(RNS) — The 21st century has been hard on God, with faith in the divine and organized religion facing unrelenting decline.The devil, it turns out, is not doing much better.
Losing faith in God seems to be accompanied by disbelief in the devil, according to a new Gallup report that found that more than half of Americans (58%) said they believe he exists, down from two-thirds (68%) in 2001. About the same percentage (59%) said they believe in hell, down from 71% two decades ago.
The poll of 1,011 adult Americans, taken in May 2023, asked about beliefs in five spiritual entities: God, the devil, angels, hell and heaven. Belief in all five is at its lowest point since Gallup began polling about these five topics in 2001.
Belief in God (74%) dropped from 90% in 2001 to 74% in 2023. Belief in heaven was down from 83% to 67%, while belief in angels dropped from 79% to 69%.
“Americans’ Belief in Five Spiritual Entities, by Demographic Subgroup” Graphic courtesy of Gallup
Meghan Henning, the author of “Hell Hath No Fury,” which looks at early Christian ideas about the afterlife, said she’s not surprised that Protestants, who include the nation’s evangelical Christians, retain higher levels of belief in the devil and hell than other Americans. Both are helpful when trying to evangelize people. Preachers, she said, often used the fear of hell to motivate people to accept Jesus as their savior.
It may scare them into church: Those who attend services weekly are most likely to believe in God (98%), angels (94%), heaven (92%), hell (84%) and the devil (86%). Those who attend services less than monthly are less likely to believe in God (57%), angels (52%), heaven (48%), hell (41%) and the devil (40%).
That’s not exactly how early Christians used the idea of hell, said Henning, an associate professor of Christian origins at the University of Dayton. Those early Christians — inspired by the horror of Roman jails — created images of hell and punishment to motivate people to do the right thing in this life.

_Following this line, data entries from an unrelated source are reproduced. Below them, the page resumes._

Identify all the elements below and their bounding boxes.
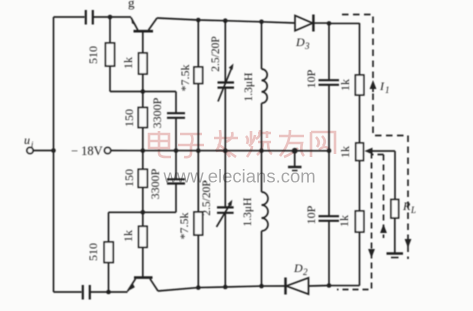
wire dashed inner loop <box>337 155 384 290</box>
node row dot (top) <box>141 89 146 94</box>
wire top rail right <box>157 18 295 23</box>
svg-text:10P: 10P <box>304 205 318 224</box>
svg-text:D: D <box>295 35 305 49</box>
svg-text:g: g <box>128 0 135 10</box>
wire D2 to corner <box>309 285 330 288</box>
svg-text:150: 150 <box>122 109 136 127</box>
烧 <box>246 130 272 157</box>
resistor 1k (right bottom) <box>337 161 364 286</box>
resistor *7.5k (bottom) <box>177 151 203 288</box>
svg-text:510: 510 <box>86 243 100 261</box>
node u_i rail dot <box>51 148 56 153</box>
ground under RL <box>387 254 404 258</box>
svg-text:1: 1 <box>385 85 390 95</box>
svg-text:*7.5k: *7.5k <box>178 65 192 92</box>
node dot after D3 <box>327 21 332 26</box>
svg-text:1k: 1k <box>337 215 351 227</box>
svg-text:3300P: 3300P <box>148 168 162 199</box>
svg-text:www.elecians.com: www.elecians.com <box>163 165 316 186</box>
wire bottom input segment <box>54 291 82 293</box>
diode D2 <box>286 261 309 295</box>
capacitor 3300P (top) <box>150 92 185 151</box>
capacitor 2.5/20P variable (top) <box>210 21 234 151</box>
transistor Q2 (bottom) <box>128 278 159 292</box>
capacitor input coupling (top) <box>86 10 131 25</box>
wire left rail <box>53 17 55 292</box>
svg-text:1k: 1k <box>121 57 135 69</box>
arrow outer loop down <box>405 239 412 248</box>
capacitor 10P (bottom) <box>304 151 339 286</box>
capacitor 2.5/20P variable (bottom) <box>201 151 234 287</box>
友 <box>279 130 304 157</box>
resistor 510 (top) <box>86 17 115 92</box>
wire junction row (top) <box>110 91 176 93</box>
arrow inner loop up <box>380 224 387 233</box>
resistor 510 (bottom) <box>86 212 113 292</box>
svg-text:− 18V: − 18V <box>71 144 103 158</box>
potentiometer 1k (right middle) <box>338 143 395 161</box>
node top rail dots <box>196 18 264 24</box>
svg-text:L: L <box>410 205 416 215</box>
svg-text:1k: 1k <box>121 230 135 242</box>
svg-text:510: 510 <box>86 46 100 64</box>
svg-text:*7.5k: *7.5k <box>177 213 191 240</box>
ground middle rail <box>288 151 302 171</box>
子 <box>178 134 204 157</box>
watermark red text (drawn CJK-like glyphs) <box>149 130 335 157</box>
wire middle rail <box>111 150 329 152</box>
capacitor input coupling (bottom) <box>83 285 128 300</box>
发 <box>214 130 238 157</box>
svg-text:D: D <box>293 261 303 275</box>
resistor 1k (bottom base) <box>121 212 147 277</box>
terminal -18V <box>71 144 111 158</box>
svg-text:i: i <box>31 139 34 149</box>
wire bottom rail right <box>158 286 286 291</box>
resistor 150 (bottom) <box>122 151 147 213</box>
capacitor 3300P (bottom) <box>148 151 185 213</box>
svg-text:3300P: 3300P <box>150 97 164 128</box>
node dot right of D2 <box>327 283 332 288</box>
arrow I1 up <box>370 79 390 95</box>
wire junction row (bottom) <box>109 211 177 213</box>
node junction top input <box>108 15 113 20</box>
svg-text:R: R <box>402 199 411 213</box>
node middle rail dots <box>141 148 332 154</box>
resistor 1k (top base) <box>121 53 147 92</box>
node bottom rail dots <box>196 284 264 290</box>
watermark url text <box>163 165 317 187</box>
inductor 1.3uH (top) <box>243 22 267 151</box>
svg-text:10P: 10P <box>304 69 318 88</box>
node row dot (bottom) <box>141 210 146 215</box>
inductor 1.3uH (bottom) <box>242 151 268 286</box>
resistor *7.5k (top) <box>178 20 203 151</box>
svg-text:1.3μH: 1.3μH <box>242 198 254 227</box>
网 <box>311 132 335 157</box>
wire D3 to right column <box>313 22 359 24</box>
capacitor 10P (top) <box>304 23 339 150</box>
diode D3 <box>295 15 313 52</box>
svg-text:3: 3 <box>304 41 310 51</box>
svg-text:1k: 1k <box>338 79 352 91</box>
电 <box>149 131 171 157</box>
svg-text:2: 2 <box>303 267 308 277</box>
resistor 1k (right top) <box>338 23 364 143</box>
svg-text:2.5/20P: 2.5/20P <box>201 180 213 215</box>
label g (top partial) <box>128 0 135 10</box>
wire bottom right corner <box>329 285 360 287</box>
wire top input segment <box>54 16 85 18</box>
arrow inner loop down <box>368 249 375 258</box>
wire dashed outer loop I1 <box>342 15 408 260</box>
resistor 150 (top) <box>122 92 147 151</box>
resistor RL <box>391 151 416 253</box>
svg-text:1k: 1k <box>338 146 352 158</box>
svg-text:150: 150 <box>122 169 136 187</box>
svg-text:2.5/20P: 2.5/20P <box>210 36 222 71</box>
svg-text:1.3μH: 1.3μH <box>243 73 255 102</box>
node junction bottom input <box>106 290 111 295</box>
terminal u_i <box>24 133 54 154</box>
svg-text:u: u <box>24 133 30 147</box>
transistor Q1 (PNP, top) <box>131 18 157 54</box>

Fear of hell, she said, was used to motivate people to care for the poor or to live out the virtues of the Sermon on the Mount. That’s very different from how the fear of hell is used today, she said — where failing to care for the poor is not one of the prime sins that Americans care about.
That’s very different from the Bible’s teachings, she said.
Henning said Gallup’s findings about income and belief in hell and the devil have some parallels in early Christianity. Those early Christians who wrote the New Testament were marginalized and had very little power. The idea of hell and punishing people for their evildoing — or rewarding them for good deeds — was very empowering, she said.
When people have been treated unjustly, she said, they want to believe that there are forces at play to set things right in the end. “Otherwise, it all feels hopeless,” she said.